Les entraîneurs sont-ils suffisamment formés dans le domaine mental ? La formation n’est pas assez poussée. J’ai travaillé à la Fédération. Si on a intégré des syllabus de psychologie, c’est qu’on estimait qu’il était important que l’entraîneur ait des compétences psychologiques, et que c’était mieux si eux les avaient plutôt que de faire appel à des compétences extérieures. Mais les volumes horaires ne sont pas extensibles à l’infini. De plus pour donner des choses à un entraîneur, il faut avoir connu une immersion dans son métier, ses difficultés, que des types qui ont un savoir théorique qu’on leur a inculqué à l’université ne sont pas foutus de comprendre. Ça fait 35 ans que je suis dans le milieu du sport, et je garde une humilité totale, quand on voit les problèmes de confiance actuellement à Sochaux, si j’avais la solution miracle …

Les clubs n’ont donc pas d’intérêt à engager dans le staff technique des psychologues ou préparateurs mentaux ? Pour ma thèse intitulée « L’entraîneur de football professionnel et les facteurs psychologiques de la réussite sportive » , j’ai interviewé Albert Batteux et j’ai été totalement subjugué. C’était le plus grand des psychologues. Il pouvait parler deux heures sans lasser son auditoire. Il a tout compris des hommes et de la psychologie. C’est un entraîneur qui a marqué sa génération. 20 ans plus tard, pour un autre bouquin que j’ai écrit avec Gérard Houiller, même cas de figure avec Courbis. Ce mec a tout compris. La manière intuitive qu’il a de gérer les personnes met en évidence des compétences de communicateur et de meneur d’hommes hors-pair. Par sa définition de l’autorité, sa manière d’éviter les crises, les conflits avec les joueurs, il m’a passionné.

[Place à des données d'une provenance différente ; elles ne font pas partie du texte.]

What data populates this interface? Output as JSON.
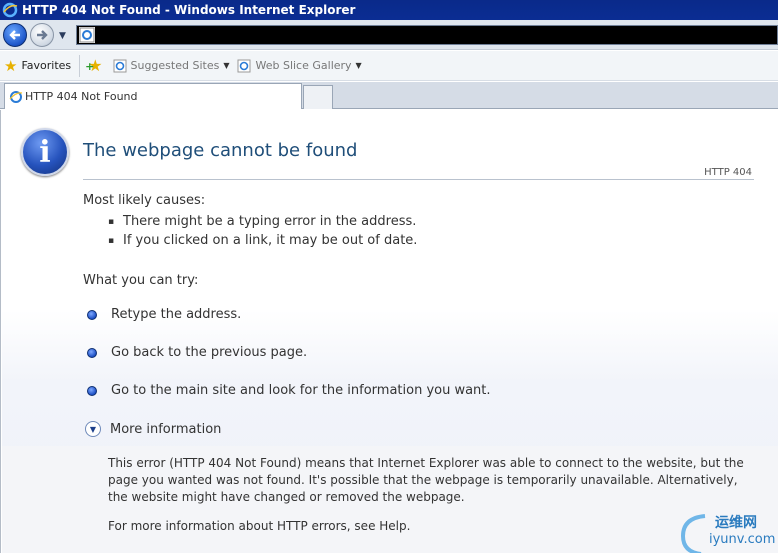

Pour entraîner, il faut des compétences communicationnelles et de gestion des joueurs. Les entraîneurs sont presque tous très bons sur le côté football, mais quand la psychologie pêche, c’est de là que le mal vient. La vertu des grands, comme Capello ou Ferguson, vient d’une sorte de maîtrise absolue par l’intermédiaire de processus complètement différents. Et si on leur parle de préparateur mental, ils vont se taper sur le ventre.

En Angleterre, et en particulier à Arsenal, vous réalisez pourtant des tests psychologiques… Un test psychologique c’est une photographie momentanée. Il donne une indication, mais il n’a de sens que si son résultat est validé par des entraîneurs, qui sont les mieux placés pour savoir comment se comporte le joueur. Si son observation corrobore les indications du texte, à ce moment-là on a une donnée fiable. Mais si vous croyez que parce que vous avez souligné que le joueur manque d’agressivité, il va en avoir six mois après, là cela s’appelle de la pensée mythique. Arsène m’a dit qu’il faisait des cycles agressivité, je lui ai répondu que cela ne servait à rien. Les meilleurs joueurs français, quand ils n’étaient pas agressifs à 12 ans, ils ne l’étaient pas à 17. L’agressivité est une donnée liée à la génétique, à notre environnement, qui va générer des formes d’adaptation à un milieu. Celui qui n’est pas agressif sera toujours un dominé.

Après, la culture locale peut générer de manière spontanée des aptitudes de compétiteur. C’est le cas en Angleterre. Quand vous arrivez dans un milieu qui a des normes très fortes, vous êtes, plus ou moins à votre insu, obligé de vous approprier les valeurs de ce milieu. Ce qui fait que vous pouviez être en France un trou du cul qui ne fait rien à l’entraînement, et devenir un modèle d’abnégation en Angleterre. On a des éléments de culture, d’environnement qui vont générer des profils indispensables. La pression, le contexte vont faire que des joueurs vont être sublimés par rapport à une exigence réelle, alors qu’en France ils vont être endormis par une exigence supposée, mais qui culturellement n’a pas le même impact.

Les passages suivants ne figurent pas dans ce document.